In fiscal 2011, the variances related to capital expenditures are mainly attributable to the following factors:
An increase in scalable infrastructure in the Canadian operations to improve network capacity in existing areas served;
An increase in support capital spending stemming from the construction of new facilities and the acquisition of new service vehicles
in the Canadian operations;
An increase in customer premise equipment spending mainly due to the timing of equipment purchases to support RGU growth in
the Canadian operations. This increase was partly offset by the decrease in customer premise equipment spending reflecting lower
RGU growth in the European operations combined with the impact of the lower value of the Euro relative to the Canadian dollar
when compared to the prior year;
Decreases in upgrades and rebuilds and in line extensions stemming from the timing of the various initiatives undertaken by the
Corporation in order to expand its network and improve its capacity.
Cogeco Cable incurs significant costs to reconnect or activate additional services for Basic Cable, HSI, Digital Television and Telephony
customers. The increase in deferred charges remained essentially the same in fiscal 2011 at $10.9 million when compared to $10.6 million in
fiscal 2010.
Free cash flow and financing activities
For fiscal 2011, free cash flow of $103.8 million was generated, $71.4 million, or 40.8%, lower than in fiscal 2010. The decline in free cash flow
when compared to fiscal 2010 is due to an increase of $103.7 million in current income tax expense stemming primarily from the fiscal 2010
modifications to the corporate structure, the increase in financial expense, and the increase in capital expenditures, which offset the increase in
operating income before amortization in the current fiscal year.
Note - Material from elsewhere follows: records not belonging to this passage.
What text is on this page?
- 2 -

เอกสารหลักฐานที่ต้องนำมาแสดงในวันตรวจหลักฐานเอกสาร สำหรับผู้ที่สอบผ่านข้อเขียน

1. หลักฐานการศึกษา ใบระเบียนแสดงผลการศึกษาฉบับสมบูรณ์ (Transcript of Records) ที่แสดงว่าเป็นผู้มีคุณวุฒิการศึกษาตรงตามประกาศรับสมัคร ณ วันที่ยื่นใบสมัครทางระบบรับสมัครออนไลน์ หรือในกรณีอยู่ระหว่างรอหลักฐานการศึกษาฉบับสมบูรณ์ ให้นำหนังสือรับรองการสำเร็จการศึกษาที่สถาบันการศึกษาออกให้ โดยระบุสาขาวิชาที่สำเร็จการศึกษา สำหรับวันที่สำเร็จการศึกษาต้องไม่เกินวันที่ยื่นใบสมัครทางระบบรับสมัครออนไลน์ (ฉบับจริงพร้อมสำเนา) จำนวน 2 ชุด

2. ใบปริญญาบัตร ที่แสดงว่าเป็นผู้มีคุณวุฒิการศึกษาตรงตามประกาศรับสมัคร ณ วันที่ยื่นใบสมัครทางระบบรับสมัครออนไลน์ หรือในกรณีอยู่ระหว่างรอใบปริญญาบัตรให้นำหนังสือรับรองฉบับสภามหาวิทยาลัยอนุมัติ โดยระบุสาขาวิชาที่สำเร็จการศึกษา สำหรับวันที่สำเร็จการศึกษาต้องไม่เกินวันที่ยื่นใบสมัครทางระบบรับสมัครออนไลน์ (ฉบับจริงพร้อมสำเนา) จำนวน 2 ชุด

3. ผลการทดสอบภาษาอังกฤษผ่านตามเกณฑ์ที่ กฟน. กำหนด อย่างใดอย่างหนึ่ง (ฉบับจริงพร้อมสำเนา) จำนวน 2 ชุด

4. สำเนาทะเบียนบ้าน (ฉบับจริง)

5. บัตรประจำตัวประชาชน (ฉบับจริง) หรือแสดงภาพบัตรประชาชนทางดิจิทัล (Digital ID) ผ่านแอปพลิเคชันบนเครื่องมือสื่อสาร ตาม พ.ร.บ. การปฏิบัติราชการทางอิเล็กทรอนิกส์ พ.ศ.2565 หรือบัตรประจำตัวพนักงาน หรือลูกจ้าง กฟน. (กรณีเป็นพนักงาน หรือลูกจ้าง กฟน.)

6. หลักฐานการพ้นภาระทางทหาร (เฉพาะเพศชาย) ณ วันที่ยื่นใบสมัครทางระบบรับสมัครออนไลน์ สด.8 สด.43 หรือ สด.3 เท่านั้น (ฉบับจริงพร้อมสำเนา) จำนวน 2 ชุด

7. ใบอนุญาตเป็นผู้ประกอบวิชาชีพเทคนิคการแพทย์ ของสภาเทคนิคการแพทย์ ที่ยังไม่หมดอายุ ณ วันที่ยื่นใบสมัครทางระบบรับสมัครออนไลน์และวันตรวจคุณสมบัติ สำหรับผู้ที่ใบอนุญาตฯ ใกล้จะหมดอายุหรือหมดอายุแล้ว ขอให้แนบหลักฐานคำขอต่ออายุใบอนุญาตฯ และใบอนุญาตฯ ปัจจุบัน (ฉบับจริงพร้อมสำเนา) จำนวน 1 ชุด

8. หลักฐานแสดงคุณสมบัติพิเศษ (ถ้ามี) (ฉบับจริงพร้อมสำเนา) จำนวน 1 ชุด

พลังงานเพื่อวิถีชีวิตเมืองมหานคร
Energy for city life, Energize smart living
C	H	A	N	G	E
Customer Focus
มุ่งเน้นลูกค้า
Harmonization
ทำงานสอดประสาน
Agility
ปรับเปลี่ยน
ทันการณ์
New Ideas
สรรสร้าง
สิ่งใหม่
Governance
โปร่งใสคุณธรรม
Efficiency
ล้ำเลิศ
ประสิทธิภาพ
During fiscal 2011, the level of Indebtedness affecting cash increased by $4.3 million, mainly due to the business acquisitions for a total of
$132.3 million, the dividend payments of $34.5 million described below and the increase in cash and cash equivalents of $19.6 million, offset
by the free cash flow of $103.8 million and the cash inflows of $75 million from the changes in non-cash operating items. Indebtedness mainly
decreased through the repayment, on December 22, 2010, of the $175 million Senior Secured Notes Series B due on October 31, 2011 and
the related make-whole premium on early repayment, combined with a net repayment of $16.2 million on the Corporation’s Term Revolving
Facility. The Senior Secured Notes Series B were repaid from the net proceeds of $198.3 million as a result of the issuance, on
November 16, 2010, of Senior Secured Debentures Series 2 (“Fiscal 2011 debentures”).
During fiscal 2010, the level of Indebtedness affecting cash decreased by $66.2 million, mainly due to the free cash flow of $175.1 million,
partly offset by the outflows related to non-cash operating items of $77.5 million, the payment of dividends totalling $27.2 million described
below and an increase in deferred transaction costs of $5.2 million. Indebtedness mainly decreased through net repayments on the
Corporation’s term and revolving loans of $62.4 million.
Total dividends of $0.71 per share, comprised of quarterly dividends of $0.17 per share in the first three quarters of the year and a dividend of
$0.20 per share in the last quarter, were paid during fiscal 2011, for a total of $34.5 million. In fiscal 2010, quarterly dividends of $0.14 per
share, totalling $0.56 per share were paid, for an amount of $27.2 million. The 27% increase in the total dividend in fiscal 2011 reflects the
progression of the Corporation’s financial results.